[Editor’s Note: Dr. Ant Greenahm is Associate Professor of Missions and Islamic Studies at Southeastern. A specialist on the Middle East, he is author of Muslim Conversions to Christ: An Investigation of Palestinian Converts Living in the Holy Land (WICU, 2011), and co-author (with David Black and Allan Bevere) of The Questioning God: An Inquiry for Muslims, Jews, and Christians (Areopagus, 2012). He is also passionate about helping students see the breadth of the Great Commission. To that end, he writes below about the nature of friendship in the Great Commission. This is the first post in a three-part series. Come back next Monday for part two.]
“What surprised you the most about your trip to . . .?” I love asking this when I speak to anyone on their return from an overseas visit. It was also the question I put to my twelve-year-old niece, Amy, at RDU airport in July 2012. She was about to go home to South Africa after spending a month with us in the U.S. Well, what surprised her most was the heat (it was the 3rd hottest summer on record), but she also exclaimed how friendly Americans are.
If you know the U.S., Amy’s second observation isn’t all that remarkable. It’s something that Moreau, Corwin and McGee note in their helpful textbook, Introducing World Missions. In a discussion ranging across their 14th chapter, “Relating to People of Other Cultures,” they consider friendship from a missions’ point of view. First, they speak of the need in all cultures to reduce uncertainty when meeting someone for the first time. Americans typically counter such hesitancy “by being friendly (upbeat, smiling, ‘chipper’) . . . in meeting strangers” (p. 234). This was the characteristic that struck Amy repeatedly while she was here. That’s how Americans come across, and my niece appreciated it.

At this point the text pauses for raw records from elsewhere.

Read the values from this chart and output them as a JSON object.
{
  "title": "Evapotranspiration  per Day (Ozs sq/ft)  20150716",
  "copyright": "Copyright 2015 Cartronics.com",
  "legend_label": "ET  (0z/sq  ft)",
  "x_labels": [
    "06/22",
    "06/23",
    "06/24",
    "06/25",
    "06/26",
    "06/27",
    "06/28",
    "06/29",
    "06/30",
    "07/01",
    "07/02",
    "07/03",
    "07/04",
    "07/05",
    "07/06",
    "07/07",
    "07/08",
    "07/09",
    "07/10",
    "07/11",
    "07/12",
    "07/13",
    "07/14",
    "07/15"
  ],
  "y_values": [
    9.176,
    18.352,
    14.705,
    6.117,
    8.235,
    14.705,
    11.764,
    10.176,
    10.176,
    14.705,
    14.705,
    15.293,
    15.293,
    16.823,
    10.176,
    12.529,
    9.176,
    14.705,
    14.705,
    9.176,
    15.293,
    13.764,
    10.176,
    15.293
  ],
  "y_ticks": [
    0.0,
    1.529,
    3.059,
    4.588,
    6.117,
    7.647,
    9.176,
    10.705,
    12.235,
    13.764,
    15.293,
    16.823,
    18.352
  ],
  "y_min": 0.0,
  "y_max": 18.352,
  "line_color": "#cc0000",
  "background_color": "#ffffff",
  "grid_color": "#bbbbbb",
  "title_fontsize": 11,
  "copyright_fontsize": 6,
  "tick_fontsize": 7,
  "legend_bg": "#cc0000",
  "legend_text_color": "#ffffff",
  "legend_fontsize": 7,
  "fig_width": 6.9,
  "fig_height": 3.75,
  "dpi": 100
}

But does initial, spontaneous friendliness translate into something more—into the depth of relationship? Addressing this, Moreau and company write of American friendships developing quickly (as with a child enthusing about the “new best friend” he or she made on the first day of school), but remaining rather shallow. In particular, they point out that “American friendships are formed in shared activities. They like to do things together. They have church friends, school friends . . . hobby friends, and the like” (p. 242). However, such activity-based friendship (ABF) has a downside. When folks “become interested in new activities or lose interest in old ones, they add or drop friendships related to those activities” (p. 242). This doesn’t mean folks act in an unfriendly way when they bump into their old acquaintances. If they have time, they may well enthuse how great it was to work/graduate/play/travel/participate with the person concerned. Unfortunately though, when the activity ended, the substance of the relationship would have ended too.
Moreau, Corwin and McGee examine the ABF phenomenon within Christian circles. Typically, people band together for a particular activity (such as a book-study or an organizational program) but feel no compulsion to stay with the group once it’s done. This obviously has implications for ongoing church membership and involvement. And it’s something we care about at Southeastern, given our concern to see students serve the church and fulfill the Great Commission. For now then, let’s compare ABF with the imperative of the Great Commission which, of course, is to make disciples.
Long before he captured and catapulted the essence of his mission on a Galilean hillside (Matt 28:16-20), Jesus showed how disciples are made. We see this in all four Gospels (and the rest of the New Testament too), but Luke and Mark help us on our way. Essentially, “A disciple is not above his teacher, but everyone when he is fully trained will be like his teacher” (Luke 6:40, ESV). Such likeness has to come from constant personal exposure. Thus, when Jesus chose his twelve disciples, he did so “that they might be with him and he might send them out to preach” (Mark 3:14, emphasis added). The latter purpose, preaching, is an activity to be sure. But it follows (and draws its strength from) being with Jesus. In fact, the crucial disciple-making activity commanded in the Great Commission is vitally encouraged by Jesus’ ongoing presence: “I am with you always, to the end of the age” (Matt 28:20).
Spending time with, being with his disciples, in the midst of all kinds of activities, was central to Jesus’ disciple-making strategy. The relationship did not end when a particular activity did. But since that’s the case, how can we make disciples (and so fulfill the Great Commission) any differently? Friendship for the long haul, across a range of changing activities, is the way to go. In other words, for disciple-making Christians, ABF has significant limitations.
If that is so, it seems ABF needs some fixing, which brings all kinds of cultural and behavioral implications into play. But I’ll have to explore this (and the broader question of friendship in America) more deeply in posts to follow.
 A. Scott Moreau, Gary R. Corwin and Gary B, McGee, Introducing World Missions: A Biblical, Historical, and Practical Survey (Grand Rapids: Baker, 2004).